8. Il résulte de tout ce qui précède que les requérants ne sont pas fondés à soutenir que l’arrêté litigieux doit être annulé.
Sur les frais du litige :
9. Aux termes de l’article L. 761-1 du code de justice administrative : « Dans toutes les instances, le juge condamne la partie tenue aux dépens ou, à défaut, la partie perdante, à payer à l’autre partie la somme qu’il détermine, au titre des frais exposés et non compris dans les dépens. Le juge tient compte de l’équité ou de la situation économique de la partie condamnée. ». La circonstance qu’au vu de la régularisation intervenue en cours d’instance, le juge rejette finalement les conclusions dirigées contre la décision initiale, dont le requérant était fondé à soutenir qu’elle était illégale et dont il est, par son recours, à l’origine de la régularisation, ne doit pas à elle seule, pour l’application de ces dispositions, conduire le juge à mettre les frais à sa charge ou à rejeter les conclusions qu’il présente à ce titre.
10. Par suite, dans les circonstances de l’espèce, il y a lieu, pour l’application des dispositions précitées, de regarder la Ville de Paris et la société civile immobilière Ait Faubourg comme succombant dans la présente instance, et de mettre à leur charge le versement, chacune, d’une somme globale de 1 000 euros aux requérants.
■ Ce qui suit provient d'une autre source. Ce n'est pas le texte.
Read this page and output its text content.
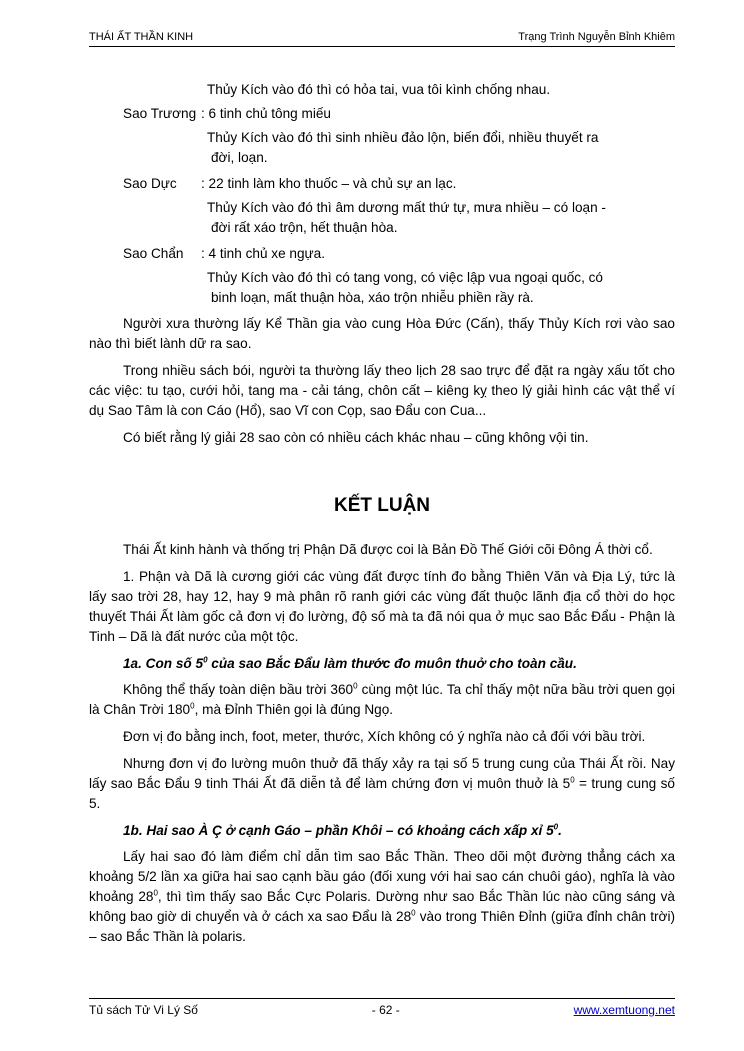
THÁI ẤT THẦN KINH	Trạng Trình Nguyễn Bỉnh Khiêm

Thủy Kích vào đó thì có hỏa tai, vua tôi kình chống nhau.

Sao Trương : 6 tinh chủ tông miếu

Thủy Kích vào đó thì sinh nhiều đảo lộn, biến đổi, nhiều thuyết ra
đời, loạn.

Sao Dực	: 22 tinh làm kho thuốc – và chủ sự an lạc.

Thủy Kích vào đó thì âm dương mất thứ tự, mưa nhiều – có loạn -
đời rất xáo trộn, hết thuận hòa.

Sao Chẩn	: 4 tinh chủ xe ngựa.

Thủy Kích vào đó thì có tang vong, có việc lập vua ngoại quốc, có
binh loạn, mất thuận hòa, xáo trộn nhiễu phiền rầy rà.

Người xưa thường lấy Kể Thần gia vào cung Hòa Đức (Cấn), thấy Thủy Kích rơi vào sao nào thì biết lành dữ ra sao.

Trong nhiều sách bói, người ta thường lấy theo lịch 28 sao trực để đặt ra ngày xấu tốt cho các việc: tu tạo, cưới hỏi, tang ma - cải táng, chôn cất – kiêng kỵ theo lý giải hình các vật thể ví dụ Sao Tâm là con Cáo (Hổ), sao Vĩ con Cọp, sao Đẩu con Cua...

Có biết rằng lý giải 28 sao còn có nhiều cách khác nhau – cũng không vội tin.

KẾT LUẬN

Thái Ất kinh hành và thống trị Phận Dã được coi là Bản Đồ Thế Giới cõi Đông Á thời cổ.

1. Phận và Dã là cương giới các vùng đất được tính đo bằng Thiên Văn và Địa Lý, tức là lấy sao trời 28, hay 12, hay 9 mà phân rõ ranh giới các vùng đất thuộc lãnh địa cổ thời do học thuyết Thái Ất làm gốc cả đơn vị đo lường, độ số mà ta đã nói qua ở mục sao Bắc Đẩu - Phận là Tinh – Dã là đất nước của một tộc.

1a. Con số $5^0$ của sao Bắc Đẩu làm thước đo muôn thuở cho toàn cầu.

Không thể thấy toàn diện bầu trời $360^0$ cùng một lúc. Ta chỉ thấy một nữa bầu trời quen gọi là Chân Trời $180^0$, mà Đỉnh Thiên gọi là đúng Ngọ.

Đơn vị đo bằng inch, foot, meter, thước, Xích không có ý nghĩa nào cả đối với bầu trời.

Nhưng đơn vị đo lường muôn thuở đã thấy xảy ra tại số 5 trung cung của Thái Ất rồi. Nay lấy sao Bắc Đẩu 9 tinh Thái Ất đã diễn tả để làm chứng đơn vị muôn thuở là $5^0$ = trung cung số 5.

1b. Hai sao À Ç ở cạnh Gáo – phần Khôi – có khoảng cách xấp xỉ $5^0$.

Lấy hai sao đó làm điểm chỉ dẫn tìm sao Bắc Thần. Theo dõi một đường thẳng cách xa khoảng 5/2 lần xa giữa hai sao cạnh bầu gáo (đối xung với hai sao cán chuôi gáo), nghĩa là vào khoảng $28^0$, thì tìm thấy sao Bắc Cực Polaris. Dường như sao Bắc Thần lúc nào cũng sáng và không bao giờ di chuyển và ở cách xa sao Đẩu là $28^0$ vào trong Thiên Đỉnh (giữa đỉnh chân trời) – sao Bắc Thần là polaris.

Tủ sách Tử Vi Lý Số	- 62 -	www.xemtuong.net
Les mêmes dispositions s’opposent à ce que la Ville de Paris et la société civile immobilière Ait Faubourg, parties perdantes dans l’instance, en puissent invoquer le bénéfice.
DÉCIDE :
Article 1er : La requête du syndicat de la copropriété du 110 rue du Faubourg Saint-Denis, de Mme S AC, de Mme AD A, de Mme X C, de Mme E R, de Mme H L, de M. G T, de M. Y N et de M. AE Q est rejetée.
Article 2 : La Ville de Paris et la société civile immobilière Ait Faubourg verseront, chacune, une somme globale de 1 000 euros aux requérants en application de l’article L. 761-1 du code de justice administrative.
Article 3 : Les conclusions de la Ville de Paris et de la société civile immobilière Ait Faubourg fondées sur l’article L. 761-1 du code de justice administrative sont rejetées.
Article 4 : Le présent arrêt sera notifié au syndicat de la copropriété du 110 rue du Faubourg Saint-Denis, à Mme S AC, à Mme AD A, à Mme X C, à Mme E R, à Mme H L, à M. G T, à M. Y N, à M. AE Q, à Ville de Paris et à la société civile immobilière Ait Faubourg.
Copie en sera adressée au préfet de la région Île-de-France, préfet de Paris.
Délibéré après l’audience du 23 juin 2021, à laquelle siégeaient :
— M. Lapouzade, président de chambre,
— M. O, président-assesseur,
— M. Gobeill, premier conseiller,
Rendu public par mise à disposition au greffe, le 8 juillet 2021.
Le rapporteur,
S. OLe président,
J. LAPOUZADE La greffière,
A. LOUNIS
La République mande et ordonne au préfet de la région Île-de-France, préfet de Paris, en ce qui le concerne ou à tous huissiers de justice à ce requis en ce qui concerne les voies de droit commun contre les parties privées, de pourvoir à l’exécution de la présente décision.